Re: XFS and journalling filesystems

Bjorn Wesen (bjorn@sparta.lu.se)
Mon, 31 May 1999 10:39:37 +0200 (MET DST)


On Sun, 30 May 1999, Steve Dodd wrote:
> I understand there's a difference between journalling and logging; guessing
> wildly, I'd say journalling is what you described, whereas logging is a
> system which stores incremental changes to filesystem state with 'last known
> good' checkpoints happening periodically. So in the latter case reading would
> indeed be slower as you'd have to look at all the changes that had occurred
> since the last checkpoint.
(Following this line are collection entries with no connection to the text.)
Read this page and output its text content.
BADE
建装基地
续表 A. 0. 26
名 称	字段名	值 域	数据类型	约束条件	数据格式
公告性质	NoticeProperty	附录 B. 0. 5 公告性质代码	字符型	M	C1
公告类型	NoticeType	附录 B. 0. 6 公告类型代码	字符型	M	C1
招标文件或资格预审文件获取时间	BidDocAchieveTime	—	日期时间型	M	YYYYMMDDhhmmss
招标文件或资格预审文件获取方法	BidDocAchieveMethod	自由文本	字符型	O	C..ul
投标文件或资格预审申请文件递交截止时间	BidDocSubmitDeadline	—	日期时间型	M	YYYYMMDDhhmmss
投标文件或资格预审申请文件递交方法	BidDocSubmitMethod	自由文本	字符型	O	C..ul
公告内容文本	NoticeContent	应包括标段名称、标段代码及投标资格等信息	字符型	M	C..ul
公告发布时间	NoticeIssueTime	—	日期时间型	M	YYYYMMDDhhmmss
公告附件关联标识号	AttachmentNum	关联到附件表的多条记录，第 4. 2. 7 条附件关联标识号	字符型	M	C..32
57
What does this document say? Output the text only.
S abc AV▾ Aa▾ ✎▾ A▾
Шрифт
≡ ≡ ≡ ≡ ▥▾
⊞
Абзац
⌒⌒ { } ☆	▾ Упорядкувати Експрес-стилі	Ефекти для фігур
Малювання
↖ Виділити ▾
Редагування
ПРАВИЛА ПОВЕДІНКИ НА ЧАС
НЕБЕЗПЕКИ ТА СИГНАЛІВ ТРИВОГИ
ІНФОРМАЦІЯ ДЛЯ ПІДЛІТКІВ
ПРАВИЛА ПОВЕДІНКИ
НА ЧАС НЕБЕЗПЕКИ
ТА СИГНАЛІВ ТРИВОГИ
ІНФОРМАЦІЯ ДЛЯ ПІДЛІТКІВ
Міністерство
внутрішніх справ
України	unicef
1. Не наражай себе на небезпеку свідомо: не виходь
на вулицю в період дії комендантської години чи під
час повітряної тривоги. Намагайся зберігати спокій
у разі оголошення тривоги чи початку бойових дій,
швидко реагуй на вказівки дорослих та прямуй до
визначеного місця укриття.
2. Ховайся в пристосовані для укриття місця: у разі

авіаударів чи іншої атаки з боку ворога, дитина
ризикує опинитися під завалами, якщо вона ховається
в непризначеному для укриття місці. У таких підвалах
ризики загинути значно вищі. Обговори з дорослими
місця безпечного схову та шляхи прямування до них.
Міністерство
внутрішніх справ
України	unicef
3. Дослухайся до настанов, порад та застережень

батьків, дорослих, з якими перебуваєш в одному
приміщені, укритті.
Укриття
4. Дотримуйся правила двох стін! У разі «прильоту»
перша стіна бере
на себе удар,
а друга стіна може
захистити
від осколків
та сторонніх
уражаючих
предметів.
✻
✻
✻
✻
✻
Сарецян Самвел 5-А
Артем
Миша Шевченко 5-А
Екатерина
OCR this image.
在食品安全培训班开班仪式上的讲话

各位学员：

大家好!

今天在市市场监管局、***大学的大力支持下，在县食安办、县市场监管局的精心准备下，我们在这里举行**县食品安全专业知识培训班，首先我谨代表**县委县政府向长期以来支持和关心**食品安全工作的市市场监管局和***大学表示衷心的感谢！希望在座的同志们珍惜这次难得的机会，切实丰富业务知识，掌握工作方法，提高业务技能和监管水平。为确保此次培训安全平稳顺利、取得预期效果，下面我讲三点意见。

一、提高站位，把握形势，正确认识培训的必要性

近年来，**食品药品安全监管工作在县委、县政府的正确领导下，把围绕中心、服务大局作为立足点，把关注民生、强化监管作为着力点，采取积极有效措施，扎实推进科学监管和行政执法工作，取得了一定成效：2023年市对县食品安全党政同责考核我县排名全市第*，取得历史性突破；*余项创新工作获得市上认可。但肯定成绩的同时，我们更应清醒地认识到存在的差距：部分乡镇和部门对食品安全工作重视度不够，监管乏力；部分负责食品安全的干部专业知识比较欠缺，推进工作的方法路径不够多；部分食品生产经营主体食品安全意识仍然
Perhaps this is what was meant above.

I don't know if there IS an exact definition of journalling, but the way
I've come to know it, is that journalling is a big category of
filesystems, and log-structured fs'es are a sub-category. Normally,
journalling is done on meta-data, because (as you note) a fully
log-structured fs comes with a lot of design problems.

However, log-structured systems do use a garbage collector which cleans up
redundant data from the beginning of the log, and it can also defrag by
aggregating and moving blocks to the end of the log as it goes, releaving
the read penalties.

Still, all that fuzz for a HD-based filesystem is probably not worth it,
so that's why most journalled filesystems don't do data logging. Now,
there are other occations where this is desired, for example if the media
doesn't support random block writes (for example, standard flashes) - then
it's good to have a system that always writes sequentially.